5. The structure of antibodies has several common features. First, they are composed of two sets of Heavy (H) and light (L) chains arranged in a Y shape. Both the H and L chains have constant and variable regions. The variable regions of the H and L chains are adjacent to each other and the variation in these regions are responsible for antibody diversity (108 different shapes). The different classes of antibodies vary in the H chains in the constant region.

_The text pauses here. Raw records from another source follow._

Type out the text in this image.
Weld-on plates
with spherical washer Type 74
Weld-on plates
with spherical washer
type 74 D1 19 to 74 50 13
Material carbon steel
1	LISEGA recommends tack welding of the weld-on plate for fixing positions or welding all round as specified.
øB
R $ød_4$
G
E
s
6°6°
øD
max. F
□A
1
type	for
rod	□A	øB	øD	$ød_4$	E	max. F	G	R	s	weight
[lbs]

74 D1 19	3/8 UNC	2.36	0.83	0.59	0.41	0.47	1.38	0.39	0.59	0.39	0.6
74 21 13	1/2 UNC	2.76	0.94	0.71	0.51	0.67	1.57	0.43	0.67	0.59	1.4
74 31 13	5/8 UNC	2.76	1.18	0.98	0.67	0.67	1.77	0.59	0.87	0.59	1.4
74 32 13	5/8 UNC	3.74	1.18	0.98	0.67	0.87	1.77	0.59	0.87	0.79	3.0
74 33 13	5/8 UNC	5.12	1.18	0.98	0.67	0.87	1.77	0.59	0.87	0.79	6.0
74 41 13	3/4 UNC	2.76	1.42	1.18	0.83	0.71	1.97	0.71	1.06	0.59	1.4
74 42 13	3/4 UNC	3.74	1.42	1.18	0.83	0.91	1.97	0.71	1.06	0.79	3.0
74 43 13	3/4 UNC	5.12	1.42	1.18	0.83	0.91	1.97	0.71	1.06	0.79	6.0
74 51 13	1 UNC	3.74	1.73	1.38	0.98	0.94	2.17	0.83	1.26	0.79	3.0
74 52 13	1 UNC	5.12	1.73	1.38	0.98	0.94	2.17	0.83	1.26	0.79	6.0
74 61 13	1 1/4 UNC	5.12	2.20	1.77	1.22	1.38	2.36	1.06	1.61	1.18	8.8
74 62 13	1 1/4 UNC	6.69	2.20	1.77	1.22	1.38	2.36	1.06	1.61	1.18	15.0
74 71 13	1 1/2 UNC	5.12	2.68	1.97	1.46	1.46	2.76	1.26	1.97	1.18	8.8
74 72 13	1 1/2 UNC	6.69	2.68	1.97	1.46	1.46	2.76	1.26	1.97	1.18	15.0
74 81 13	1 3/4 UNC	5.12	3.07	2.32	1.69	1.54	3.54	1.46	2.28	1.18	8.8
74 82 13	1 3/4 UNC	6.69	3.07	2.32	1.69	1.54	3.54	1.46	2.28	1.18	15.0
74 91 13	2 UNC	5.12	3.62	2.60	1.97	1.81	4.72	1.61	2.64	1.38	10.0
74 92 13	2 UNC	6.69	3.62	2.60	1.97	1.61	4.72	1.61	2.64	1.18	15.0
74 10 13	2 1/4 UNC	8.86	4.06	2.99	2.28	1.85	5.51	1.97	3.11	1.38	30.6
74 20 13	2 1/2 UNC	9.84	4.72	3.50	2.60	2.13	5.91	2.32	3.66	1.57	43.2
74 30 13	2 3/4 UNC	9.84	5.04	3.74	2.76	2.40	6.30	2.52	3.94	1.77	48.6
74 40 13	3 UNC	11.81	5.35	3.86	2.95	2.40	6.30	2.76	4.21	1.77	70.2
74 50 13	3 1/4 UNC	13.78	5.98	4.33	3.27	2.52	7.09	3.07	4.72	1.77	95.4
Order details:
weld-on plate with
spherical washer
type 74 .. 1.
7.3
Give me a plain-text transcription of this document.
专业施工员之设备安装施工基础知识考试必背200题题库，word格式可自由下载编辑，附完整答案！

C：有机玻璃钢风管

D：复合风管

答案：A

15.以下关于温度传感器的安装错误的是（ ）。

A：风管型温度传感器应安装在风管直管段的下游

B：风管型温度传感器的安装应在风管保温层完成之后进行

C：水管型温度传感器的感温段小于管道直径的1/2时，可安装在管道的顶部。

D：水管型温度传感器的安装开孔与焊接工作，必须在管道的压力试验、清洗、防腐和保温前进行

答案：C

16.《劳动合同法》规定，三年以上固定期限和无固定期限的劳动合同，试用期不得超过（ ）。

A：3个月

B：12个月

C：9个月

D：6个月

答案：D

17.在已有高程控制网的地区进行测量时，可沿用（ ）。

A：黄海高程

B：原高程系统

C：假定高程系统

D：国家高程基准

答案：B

6. Molecules bound by antibodies are called antigens. Specific structural regions of an antigen bound by an antibody are called epitopes.
7. IgM antibodies are the first responders of the humoral immune system.
8. Antibody diversity arises from recombination of DNA sequences and splicing of mRNA sequences for coding for the variable regions of H and L chains.
9. For the light chains, the coding sequences are on human chromosome 2 and involve three protein domains - V, J, and C regions. V is the variable portion, J is the portion that joins the V to the C, which is the constant region. Mixing and matching of domains by recombination generates tremendous diversity - over 1000 antibodies per base pair of the human genome.
10. In H chains (chromosome 14), recombination occurs between segments V,D, J and C. Recombination within the constant regions of the H chains can result in "class switching" in which a desired variable segment is swapped among to the various segments to put the binding site onto regions to make IgG, IgE, etc.